Garza stone, 178 grams
What is your favorite overall if it is not the one above?
It’s more then one actually. Our Peekskill slices, two of the four Dutch meteorites, extremely rare stuff. Our almost one kilo Plainview with Nininger number. A huge Beeler from Bob Haags collection. I’ll better stop, I just love ‘m all. Oh, one more, a large oriented Gao which Michael Johnson keeps nagging me about for quite some time now. No way Mike, buy your own!!
Plainview, 970 grams
What makes these of special interest?
Well as I mentioned before, I love meteorites that tells a story. The house and car smashers. The ones that has great names like Nininger attached to it. This year we were also lucky to visit the Tucson show. We really purchased great meteorites from the most famous dealers we only knew from the internet. The 52 grams Barwell from Edwin Thompson for example is just one we like not only for the Barwell itself, but we got it from E.T. Also pieces from Bob Haag, Al Lang or Mike Farmer, to name just a few, means just that little extra more to these pieces. We come from a country with only a very few collectors and dealers so please show some understanding here!!
Barwell, 52 grams
What meteorites are currently on your wish list?
The other two Dutch ones should be great and the 2,2 kilo Garza from the Hupes if I only had the cash for that. I just want to glue our 178 grams piece back on that one where it broke of!! A piece of Claxton with the mailbox!......yeah, I’m a dreamer!!
What methods have been most successful in building your collection? (Buying at shows, from dealers by mail, auctions on the web, trading... etc)
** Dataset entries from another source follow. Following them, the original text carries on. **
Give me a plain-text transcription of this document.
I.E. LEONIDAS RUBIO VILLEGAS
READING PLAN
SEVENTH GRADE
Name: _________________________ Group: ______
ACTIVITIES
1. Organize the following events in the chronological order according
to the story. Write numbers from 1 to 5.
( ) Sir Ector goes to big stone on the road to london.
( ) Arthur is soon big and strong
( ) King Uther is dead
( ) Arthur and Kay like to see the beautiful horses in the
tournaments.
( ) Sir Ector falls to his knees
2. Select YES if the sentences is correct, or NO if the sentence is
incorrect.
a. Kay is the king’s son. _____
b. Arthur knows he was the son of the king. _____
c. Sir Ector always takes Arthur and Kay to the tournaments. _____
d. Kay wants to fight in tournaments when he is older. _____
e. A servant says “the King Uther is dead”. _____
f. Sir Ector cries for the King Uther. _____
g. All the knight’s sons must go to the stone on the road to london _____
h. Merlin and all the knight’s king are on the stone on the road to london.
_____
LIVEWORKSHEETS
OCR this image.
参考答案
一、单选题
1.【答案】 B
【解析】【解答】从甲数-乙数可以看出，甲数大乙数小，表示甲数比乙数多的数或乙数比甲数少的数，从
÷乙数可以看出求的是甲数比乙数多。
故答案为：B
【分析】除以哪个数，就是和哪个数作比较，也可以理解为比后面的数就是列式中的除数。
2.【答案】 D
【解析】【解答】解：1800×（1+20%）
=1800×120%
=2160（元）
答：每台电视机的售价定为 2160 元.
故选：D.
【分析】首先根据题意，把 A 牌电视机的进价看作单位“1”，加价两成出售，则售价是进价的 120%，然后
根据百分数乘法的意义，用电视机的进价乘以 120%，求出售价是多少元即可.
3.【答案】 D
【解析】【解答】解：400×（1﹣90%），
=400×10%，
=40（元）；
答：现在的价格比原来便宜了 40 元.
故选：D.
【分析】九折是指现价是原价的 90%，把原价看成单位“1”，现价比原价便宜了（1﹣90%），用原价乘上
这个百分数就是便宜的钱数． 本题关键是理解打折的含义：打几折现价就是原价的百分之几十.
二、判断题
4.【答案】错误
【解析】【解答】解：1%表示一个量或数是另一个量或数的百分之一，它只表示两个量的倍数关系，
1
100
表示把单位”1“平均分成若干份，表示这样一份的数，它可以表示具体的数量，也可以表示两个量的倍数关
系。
Most of our meteorites come from Marvin Killgore and brought back to Holland by a friend of ours who is also a friend of Marvin. We also have lots of EBayrites and pieces from international Mineral and Gem Shows here in Holland. Also trading here and there helped a bit.
Do you also collect related materials like impact glasses, breccias, melts, tektites, shocked fossils, native iron rocks etc?
We do have a small tektite collection although we have to run into one on a mineral show or something. We don’t really focus on such related items although I know we should. It’s part of the hobby, I know!!
Beeler, 775 grams from From the Robert Haag collection
Do you prepare any of your own specimens? (cut, polish, etch, etc.)
Don’t laugh…many years ago, in my beginning years of collecting, I got my first small 13 gram sample of Allende which had a pretty weathered look. Believing all meteorites were extremely hard to cut I impacted my piece with a grinding machine. Within a second my nose was stuffed with carbon and all what was left was little over a gram of Allende. Still have it under a magnifier to remind me how stupid I was. Ever since then I only attack our irons (not the slices).
Have you had to take any special measures to protect them from the environment?
At the observatory we have some small devices that collects the moisture in the show-cases. This works pretty well. The collection at home is kept in show-cases to but without special protection. Nevertheless all pieces are stable ever since I got them.